The Pakistani reaction is interesting: Since the action, by their
official account, didn’t take place, there is no pressure on them to
further escalate the situation. Over the past two seeks, many analysts
have pointed out that Indian retaliation along the LoC or in
Pakistan-occupied Kashmir would not have the same trigger for Islamabad
as would a strike in its heartland of Punjab. Both the Sharifs – Prime
Minister Nawaz and army chief Raheel – have important constituencies
there which they cannot afford to ignore.
Significantly, the DGMO also reminded Pakistan of the commitment it made in January 2004
during Atal Bihari Vajpayee’s visit to Islamabad on the occasion of the
SAARC summit to not allow its territory or territory under its control
(read: POK) to “be used to support terrorism in any manner.”
Despite the dramatic rhetoric of the past few months, both sides have
signalled that they understand the rules of the game on the LoC and
will continue to play by it. No doubt, the Pakistanis will be planning a
counter-strike using one of their so-called Border Action Teams at a
time of their choosing. Unlike India, which has just cause, the
Pakistanis will be out for revenge as well as to signal to the bruised
jihadis that the Pakistan army remains firmly behind them.

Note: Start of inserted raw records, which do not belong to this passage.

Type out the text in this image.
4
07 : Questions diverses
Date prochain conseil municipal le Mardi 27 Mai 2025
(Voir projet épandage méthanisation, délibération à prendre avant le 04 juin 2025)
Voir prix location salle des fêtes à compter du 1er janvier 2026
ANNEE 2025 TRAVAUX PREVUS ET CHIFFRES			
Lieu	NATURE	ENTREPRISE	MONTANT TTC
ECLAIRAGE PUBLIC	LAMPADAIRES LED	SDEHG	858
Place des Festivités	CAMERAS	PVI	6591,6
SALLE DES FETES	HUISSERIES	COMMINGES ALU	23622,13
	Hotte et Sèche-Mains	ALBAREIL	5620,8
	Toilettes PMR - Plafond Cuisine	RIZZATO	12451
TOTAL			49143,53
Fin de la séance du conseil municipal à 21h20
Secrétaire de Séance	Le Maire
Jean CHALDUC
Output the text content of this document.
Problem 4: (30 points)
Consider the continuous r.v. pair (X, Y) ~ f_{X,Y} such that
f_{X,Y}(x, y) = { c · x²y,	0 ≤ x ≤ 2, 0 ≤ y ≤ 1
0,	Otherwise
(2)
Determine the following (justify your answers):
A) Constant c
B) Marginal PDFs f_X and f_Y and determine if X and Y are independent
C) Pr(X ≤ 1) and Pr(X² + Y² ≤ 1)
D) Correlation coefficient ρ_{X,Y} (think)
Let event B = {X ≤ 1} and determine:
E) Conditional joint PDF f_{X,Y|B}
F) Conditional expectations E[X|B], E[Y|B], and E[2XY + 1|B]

While individual strikes on the LoC are fine, an escalation of
tension and a breakdown of the 2003 ceasefire will be a serious
development and rebound negatively for India. Because prior to the
ceasefire, the Pakistani use of the artillery and mortar barrages to
infiltrate militants into India was a serious issue.
Equally important, the ceasefire enabled India to construct a border
fence which, though porous, has dramatically reduced the infiltration of
the militants. A breakdown of the ceasefire will enable Pakistan to
target the fence and destroy important sections of it.
In this context, the telephone conversation between national security
adviser Ajit Doval and his US counterpart Susan Rice is significant.
Even if the the Indian cross-LoC raid was not discussed – according
to Indian officials – the measured reaction from the White House and
State Department once the Indian side went public suggests
top administration officials are likely to have a “serious” conversation
with senior Pakistani officials as well.